If you have a reluctant spouse, you may want to do something similar as far as making decisions easy. Maybe have him grab three shirts from his closet he hates, or grab one or two coffee mugs to which he has no emotional attachment.
These small, practice decluttering sessions help your family get into the mindset of decluttering, so when bigger sessions come later, they know what is happening.
They also start to understand that creating order and space in a home isn’t the end of the world. Decluttering simply takes a little practice.
Be persistent with your decluttering efforts
If your family isn’t on the decluttering bandwagon, you will need to be persistent in your efforts.
No, this doesn’t mean you have to turn into a nagging person, but it does mean you might have to make the same request more than a few times.
For example, when we first decluttered our dining room table dumping ground, my family was not immediately on board with putting their stuff away after coming home every day.
We had bad habits of dumping our stuff right there on the table, and unless someone helped them make a conscious effort to put the stuff away, it was going to keep happening day after day.
Our family started to create routines. They weren’t comfortable at first. No one wanted to come home from a long day of school and work and then “clean up”. It felt like torture!
However, I was persistent with my requests. With my persistence and a little bit of practice on their part, keeping the clutter cleared became less of a chore and more of a new habit.
Be patient with your family’s decluttering efforts
Sometimes, you simply have to shut the door.
This is a realization I came to after months and months of begging my family to go through their closet, donate a few toys, clear out boxes of old memories, etc.
For the longest time, even after practicing and showing persistence, it seemed my family could never get fully on board with my decluttering efforts. I couldn’t understand why.
Then, a wise friend reminded me that you can simply shut the door on all the messes.
If my kids’ rooms were a disaster, I could shut the door.
If my husband’s clothes were left on the floor, I could put them in his closet and shut the door.
If the garage was ignored for another weekend, I could leave the garage door closed.
Shutting the door wasn’t my preferred method of practicing patience, but it did buy me time. It didn’t mean I was giving up, it simply meant my family wasn’t ready.
I needed to practice patience.
After I decluttered my dresser drawers, it took my husband two years to finally agree to it. I didn’t ask him to do it. He simply did it on his own after watching a Marie Kondo video one evening while I was away.
He saw how happy decluttered dresser drawers made me. I had to be patient for him to realize he might enjoy the same. (He also needed to hear it from someone else!)

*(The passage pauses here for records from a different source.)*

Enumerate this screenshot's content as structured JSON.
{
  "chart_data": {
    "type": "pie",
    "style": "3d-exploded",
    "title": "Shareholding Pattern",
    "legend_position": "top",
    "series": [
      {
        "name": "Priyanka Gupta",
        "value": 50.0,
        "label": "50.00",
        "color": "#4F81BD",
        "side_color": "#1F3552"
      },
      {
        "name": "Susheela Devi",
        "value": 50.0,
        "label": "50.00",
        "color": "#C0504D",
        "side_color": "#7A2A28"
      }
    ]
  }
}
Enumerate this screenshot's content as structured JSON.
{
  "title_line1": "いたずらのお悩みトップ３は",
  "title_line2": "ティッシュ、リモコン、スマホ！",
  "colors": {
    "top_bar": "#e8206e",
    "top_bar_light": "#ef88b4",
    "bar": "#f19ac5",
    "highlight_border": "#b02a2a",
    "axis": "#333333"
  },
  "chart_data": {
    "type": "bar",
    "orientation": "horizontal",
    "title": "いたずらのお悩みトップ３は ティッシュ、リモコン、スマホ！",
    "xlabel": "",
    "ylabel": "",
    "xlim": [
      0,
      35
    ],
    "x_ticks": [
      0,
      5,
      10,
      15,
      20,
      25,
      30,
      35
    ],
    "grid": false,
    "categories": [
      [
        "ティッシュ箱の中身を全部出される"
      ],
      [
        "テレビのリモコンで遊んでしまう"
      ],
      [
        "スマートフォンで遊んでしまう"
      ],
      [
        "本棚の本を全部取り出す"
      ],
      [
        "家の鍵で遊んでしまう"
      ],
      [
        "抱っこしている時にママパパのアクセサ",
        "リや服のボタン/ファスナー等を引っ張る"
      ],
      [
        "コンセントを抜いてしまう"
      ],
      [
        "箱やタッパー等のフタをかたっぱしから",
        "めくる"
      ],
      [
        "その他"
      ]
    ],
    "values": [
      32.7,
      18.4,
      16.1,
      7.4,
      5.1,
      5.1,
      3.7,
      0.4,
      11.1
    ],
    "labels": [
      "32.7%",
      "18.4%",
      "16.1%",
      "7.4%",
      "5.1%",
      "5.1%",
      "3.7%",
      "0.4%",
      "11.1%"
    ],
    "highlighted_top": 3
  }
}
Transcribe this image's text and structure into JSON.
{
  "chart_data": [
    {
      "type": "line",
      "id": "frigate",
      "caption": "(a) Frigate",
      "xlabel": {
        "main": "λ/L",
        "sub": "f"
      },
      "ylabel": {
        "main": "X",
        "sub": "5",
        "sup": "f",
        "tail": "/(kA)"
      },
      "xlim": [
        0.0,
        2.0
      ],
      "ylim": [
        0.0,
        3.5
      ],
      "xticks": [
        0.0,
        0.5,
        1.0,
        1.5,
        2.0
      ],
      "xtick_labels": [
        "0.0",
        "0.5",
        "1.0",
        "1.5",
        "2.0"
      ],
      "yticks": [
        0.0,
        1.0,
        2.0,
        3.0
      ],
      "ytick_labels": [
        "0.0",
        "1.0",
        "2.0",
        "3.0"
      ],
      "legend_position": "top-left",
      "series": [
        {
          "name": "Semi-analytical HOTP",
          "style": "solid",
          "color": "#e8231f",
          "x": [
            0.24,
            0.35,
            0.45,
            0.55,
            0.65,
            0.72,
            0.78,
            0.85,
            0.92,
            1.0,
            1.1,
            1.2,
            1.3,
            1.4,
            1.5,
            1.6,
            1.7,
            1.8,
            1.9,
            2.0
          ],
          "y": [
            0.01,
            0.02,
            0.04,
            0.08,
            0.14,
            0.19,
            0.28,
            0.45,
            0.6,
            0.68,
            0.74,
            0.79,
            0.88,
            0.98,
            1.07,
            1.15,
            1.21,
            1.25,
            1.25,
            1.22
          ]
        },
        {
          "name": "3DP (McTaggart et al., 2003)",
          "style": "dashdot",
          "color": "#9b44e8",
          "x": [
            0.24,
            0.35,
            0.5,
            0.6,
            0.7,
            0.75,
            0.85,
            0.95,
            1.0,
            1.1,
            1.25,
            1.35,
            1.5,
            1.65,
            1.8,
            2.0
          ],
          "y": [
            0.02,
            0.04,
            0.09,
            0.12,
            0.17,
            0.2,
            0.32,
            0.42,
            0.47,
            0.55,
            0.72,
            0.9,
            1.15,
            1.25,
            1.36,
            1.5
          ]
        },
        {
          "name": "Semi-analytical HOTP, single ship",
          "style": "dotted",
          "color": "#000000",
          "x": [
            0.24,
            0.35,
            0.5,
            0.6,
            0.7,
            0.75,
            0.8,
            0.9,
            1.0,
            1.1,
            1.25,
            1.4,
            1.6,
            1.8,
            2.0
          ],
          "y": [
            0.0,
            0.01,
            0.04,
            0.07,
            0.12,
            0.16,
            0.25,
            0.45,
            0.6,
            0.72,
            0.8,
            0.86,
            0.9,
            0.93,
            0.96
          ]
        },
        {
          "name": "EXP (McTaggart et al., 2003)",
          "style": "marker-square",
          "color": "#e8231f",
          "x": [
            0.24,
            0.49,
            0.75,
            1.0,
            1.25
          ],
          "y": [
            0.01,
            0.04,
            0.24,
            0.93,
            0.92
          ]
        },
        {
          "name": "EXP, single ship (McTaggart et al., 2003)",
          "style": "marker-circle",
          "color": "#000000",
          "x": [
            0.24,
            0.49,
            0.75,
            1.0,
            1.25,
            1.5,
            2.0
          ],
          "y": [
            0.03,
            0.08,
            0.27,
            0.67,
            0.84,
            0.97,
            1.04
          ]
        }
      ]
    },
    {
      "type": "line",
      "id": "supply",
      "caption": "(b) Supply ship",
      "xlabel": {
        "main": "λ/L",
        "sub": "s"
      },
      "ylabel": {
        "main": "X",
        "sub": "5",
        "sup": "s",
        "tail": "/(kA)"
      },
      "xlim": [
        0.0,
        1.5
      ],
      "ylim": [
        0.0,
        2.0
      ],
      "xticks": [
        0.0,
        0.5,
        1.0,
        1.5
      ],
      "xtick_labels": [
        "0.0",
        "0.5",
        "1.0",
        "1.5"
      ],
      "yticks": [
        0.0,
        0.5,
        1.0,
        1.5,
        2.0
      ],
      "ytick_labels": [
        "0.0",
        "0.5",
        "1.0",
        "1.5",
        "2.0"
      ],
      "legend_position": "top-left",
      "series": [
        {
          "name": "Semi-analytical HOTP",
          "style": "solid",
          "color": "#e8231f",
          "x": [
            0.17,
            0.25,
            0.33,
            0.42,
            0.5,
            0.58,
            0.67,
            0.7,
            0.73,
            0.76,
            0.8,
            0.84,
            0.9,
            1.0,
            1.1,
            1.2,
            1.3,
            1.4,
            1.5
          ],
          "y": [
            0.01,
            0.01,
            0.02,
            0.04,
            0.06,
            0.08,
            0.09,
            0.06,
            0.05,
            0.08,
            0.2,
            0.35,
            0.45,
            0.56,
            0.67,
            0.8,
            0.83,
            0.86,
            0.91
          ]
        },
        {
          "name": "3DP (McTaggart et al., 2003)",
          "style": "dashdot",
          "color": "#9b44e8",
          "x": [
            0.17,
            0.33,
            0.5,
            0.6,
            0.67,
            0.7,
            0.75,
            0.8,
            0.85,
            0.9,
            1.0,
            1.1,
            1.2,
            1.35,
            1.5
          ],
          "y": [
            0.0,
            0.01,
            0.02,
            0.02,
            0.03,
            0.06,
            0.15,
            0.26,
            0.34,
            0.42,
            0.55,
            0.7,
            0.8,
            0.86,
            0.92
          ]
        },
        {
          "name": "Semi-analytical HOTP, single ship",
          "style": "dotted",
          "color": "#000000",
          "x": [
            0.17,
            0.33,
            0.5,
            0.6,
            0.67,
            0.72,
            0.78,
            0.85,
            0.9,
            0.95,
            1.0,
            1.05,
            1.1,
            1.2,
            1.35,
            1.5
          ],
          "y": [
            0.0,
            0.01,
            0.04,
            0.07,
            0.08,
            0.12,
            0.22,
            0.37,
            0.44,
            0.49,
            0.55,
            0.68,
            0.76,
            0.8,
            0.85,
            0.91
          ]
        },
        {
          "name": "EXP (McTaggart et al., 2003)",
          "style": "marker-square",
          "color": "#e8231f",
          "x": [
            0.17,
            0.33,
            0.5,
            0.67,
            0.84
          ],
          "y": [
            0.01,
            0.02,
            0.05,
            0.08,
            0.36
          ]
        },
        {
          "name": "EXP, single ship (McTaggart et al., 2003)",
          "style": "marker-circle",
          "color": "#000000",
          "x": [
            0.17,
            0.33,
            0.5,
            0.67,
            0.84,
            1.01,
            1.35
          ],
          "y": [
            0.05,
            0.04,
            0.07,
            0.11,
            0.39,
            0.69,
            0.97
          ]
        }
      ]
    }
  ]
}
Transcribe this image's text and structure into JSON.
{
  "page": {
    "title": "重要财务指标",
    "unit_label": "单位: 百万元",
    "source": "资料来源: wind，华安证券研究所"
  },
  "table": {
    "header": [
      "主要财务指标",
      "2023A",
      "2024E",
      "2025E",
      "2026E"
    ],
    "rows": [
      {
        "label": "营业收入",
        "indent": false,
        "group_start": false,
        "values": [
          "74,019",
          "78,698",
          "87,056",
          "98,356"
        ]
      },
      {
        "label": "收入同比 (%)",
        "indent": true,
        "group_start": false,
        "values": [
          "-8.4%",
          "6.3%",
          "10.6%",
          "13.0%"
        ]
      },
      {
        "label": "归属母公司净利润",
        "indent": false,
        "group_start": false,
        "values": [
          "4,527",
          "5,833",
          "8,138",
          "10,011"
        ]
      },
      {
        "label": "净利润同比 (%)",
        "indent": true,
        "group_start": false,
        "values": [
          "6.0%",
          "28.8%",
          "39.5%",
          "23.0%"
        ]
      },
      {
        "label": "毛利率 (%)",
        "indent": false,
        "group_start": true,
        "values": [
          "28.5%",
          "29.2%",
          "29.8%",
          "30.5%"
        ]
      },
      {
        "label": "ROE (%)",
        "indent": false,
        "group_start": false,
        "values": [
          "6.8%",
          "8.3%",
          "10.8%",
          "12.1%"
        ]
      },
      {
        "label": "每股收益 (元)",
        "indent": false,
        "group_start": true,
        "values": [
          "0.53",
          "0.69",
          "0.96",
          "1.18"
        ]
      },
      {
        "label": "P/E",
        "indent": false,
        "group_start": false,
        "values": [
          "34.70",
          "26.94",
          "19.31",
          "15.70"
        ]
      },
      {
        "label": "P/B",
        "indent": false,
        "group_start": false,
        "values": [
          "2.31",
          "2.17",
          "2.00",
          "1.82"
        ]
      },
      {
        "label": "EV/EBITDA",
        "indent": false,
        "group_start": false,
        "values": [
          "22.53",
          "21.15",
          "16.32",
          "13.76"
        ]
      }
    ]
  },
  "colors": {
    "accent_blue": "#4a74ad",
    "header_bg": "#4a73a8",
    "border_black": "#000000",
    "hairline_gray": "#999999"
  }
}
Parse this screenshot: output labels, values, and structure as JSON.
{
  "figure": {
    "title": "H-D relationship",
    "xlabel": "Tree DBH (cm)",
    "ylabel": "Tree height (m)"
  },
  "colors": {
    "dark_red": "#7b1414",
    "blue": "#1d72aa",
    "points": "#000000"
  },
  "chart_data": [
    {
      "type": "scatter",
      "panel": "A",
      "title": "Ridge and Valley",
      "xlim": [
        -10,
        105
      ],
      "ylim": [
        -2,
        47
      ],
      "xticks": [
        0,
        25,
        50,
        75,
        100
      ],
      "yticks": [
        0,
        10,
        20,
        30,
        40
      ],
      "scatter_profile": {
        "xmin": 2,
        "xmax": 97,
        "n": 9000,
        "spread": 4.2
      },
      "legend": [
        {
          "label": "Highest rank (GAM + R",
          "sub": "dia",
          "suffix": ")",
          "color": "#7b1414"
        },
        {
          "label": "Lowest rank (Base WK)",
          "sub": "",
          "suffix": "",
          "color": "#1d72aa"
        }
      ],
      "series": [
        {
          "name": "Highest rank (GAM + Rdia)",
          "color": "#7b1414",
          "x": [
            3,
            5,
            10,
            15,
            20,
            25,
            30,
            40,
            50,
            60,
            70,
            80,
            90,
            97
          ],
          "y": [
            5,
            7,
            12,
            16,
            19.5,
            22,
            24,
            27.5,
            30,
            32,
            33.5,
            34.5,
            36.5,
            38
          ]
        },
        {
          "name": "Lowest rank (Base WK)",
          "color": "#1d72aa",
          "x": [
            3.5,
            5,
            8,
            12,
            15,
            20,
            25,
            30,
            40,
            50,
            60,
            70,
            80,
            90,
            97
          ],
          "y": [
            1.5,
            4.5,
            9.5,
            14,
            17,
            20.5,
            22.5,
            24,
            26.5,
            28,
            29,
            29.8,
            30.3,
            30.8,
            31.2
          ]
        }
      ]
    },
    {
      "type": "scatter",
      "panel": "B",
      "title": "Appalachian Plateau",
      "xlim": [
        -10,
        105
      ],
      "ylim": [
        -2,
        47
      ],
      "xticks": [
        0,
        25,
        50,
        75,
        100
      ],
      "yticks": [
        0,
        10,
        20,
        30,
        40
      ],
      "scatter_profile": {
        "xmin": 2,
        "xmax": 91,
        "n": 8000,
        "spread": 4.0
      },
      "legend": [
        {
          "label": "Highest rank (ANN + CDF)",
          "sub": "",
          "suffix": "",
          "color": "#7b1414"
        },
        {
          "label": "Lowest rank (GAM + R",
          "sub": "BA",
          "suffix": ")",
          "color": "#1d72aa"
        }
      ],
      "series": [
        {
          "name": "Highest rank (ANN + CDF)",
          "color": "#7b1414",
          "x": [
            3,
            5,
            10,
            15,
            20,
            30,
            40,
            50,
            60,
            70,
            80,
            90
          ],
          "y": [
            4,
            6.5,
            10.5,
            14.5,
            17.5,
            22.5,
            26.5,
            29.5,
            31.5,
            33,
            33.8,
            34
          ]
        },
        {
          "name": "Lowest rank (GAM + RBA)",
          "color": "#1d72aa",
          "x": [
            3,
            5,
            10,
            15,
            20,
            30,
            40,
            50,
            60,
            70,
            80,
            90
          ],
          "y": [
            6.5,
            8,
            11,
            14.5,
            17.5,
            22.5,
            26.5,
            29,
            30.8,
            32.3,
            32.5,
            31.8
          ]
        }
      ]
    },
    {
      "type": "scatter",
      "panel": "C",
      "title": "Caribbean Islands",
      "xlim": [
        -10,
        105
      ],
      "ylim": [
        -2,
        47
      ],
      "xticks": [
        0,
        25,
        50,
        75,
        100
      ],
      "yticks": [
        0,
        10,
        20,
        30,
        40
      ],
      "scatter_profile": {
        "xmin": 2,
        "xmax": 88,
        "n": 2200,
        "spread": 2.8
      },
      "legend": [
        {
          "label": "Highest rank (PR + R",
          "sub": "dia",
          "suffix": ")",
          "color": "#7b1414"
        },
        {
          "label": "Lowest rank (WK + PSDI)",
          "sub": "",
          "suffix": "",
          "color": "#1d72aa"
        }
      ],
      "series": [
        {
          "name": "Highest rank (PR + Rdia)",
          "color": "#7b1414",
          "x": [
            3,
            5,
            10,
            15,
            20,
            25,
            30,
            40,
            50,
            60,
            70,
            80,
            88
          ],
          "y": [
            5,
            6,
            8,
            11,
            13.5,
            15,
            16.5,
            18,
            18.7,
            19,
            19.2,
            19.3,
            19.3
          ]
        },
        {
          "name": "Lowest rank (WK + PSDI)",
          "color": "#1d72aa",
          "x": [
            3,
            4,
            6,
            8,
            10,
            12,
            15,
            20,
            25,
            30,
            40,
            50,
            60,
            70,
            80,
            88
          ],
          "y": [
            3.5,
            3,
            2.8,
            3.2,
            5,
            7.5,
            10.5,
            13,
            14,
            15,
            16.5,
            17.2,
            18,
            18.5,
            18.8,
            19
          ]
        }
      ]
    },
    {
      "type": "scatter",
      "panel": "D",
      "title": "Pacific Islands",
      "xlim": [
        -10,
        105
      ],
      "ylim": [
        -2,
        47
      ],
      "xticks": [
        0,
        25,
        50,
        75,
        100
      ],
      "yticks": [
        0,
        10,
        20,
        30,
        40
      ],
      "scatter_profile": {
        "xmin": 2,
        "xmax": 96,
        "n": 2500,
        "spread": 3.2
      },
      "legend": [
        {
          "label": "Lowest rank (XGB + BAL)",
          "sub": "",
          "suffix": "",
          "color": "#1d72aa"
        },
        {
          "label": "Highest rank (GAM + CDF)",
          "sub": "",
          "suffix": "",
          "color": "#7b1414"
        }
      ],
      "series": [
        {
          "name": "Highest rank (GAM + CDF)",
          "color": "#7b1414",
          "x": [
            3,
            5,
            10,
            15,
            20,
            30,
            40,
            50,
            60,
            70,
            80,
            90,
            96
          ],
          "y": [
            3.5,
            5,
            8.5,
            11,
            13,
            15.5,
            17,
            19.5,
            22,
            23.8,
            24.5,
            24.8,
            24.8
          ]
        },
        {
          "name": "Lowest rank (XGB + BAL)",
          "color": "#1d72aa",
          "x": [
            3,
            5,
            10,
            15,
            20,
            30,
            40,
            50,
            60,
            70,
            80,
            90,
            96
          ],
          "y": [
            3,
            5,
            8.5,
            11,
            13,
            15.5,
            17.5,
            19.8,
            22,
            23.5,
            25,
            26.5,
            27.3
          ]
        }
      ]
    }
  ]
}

Practice patience with your family. They need to see your success before they can even begin to imagine their own.
Get your family to declutter
Getting your family to help declutter doesn’t happen overnight (not usually), but it is possible. They just need a little guidance along the way from a willing participant.
Be brave enough to show them you can let go of your own excess before asking them to do the same. You have to be willing to guide them and help them practice letting go.
You must be persistent with your efforts, not throwing in the towel too soon on new routines and new processes. Most importantly, you must be patient and give them time to come around. It will happen.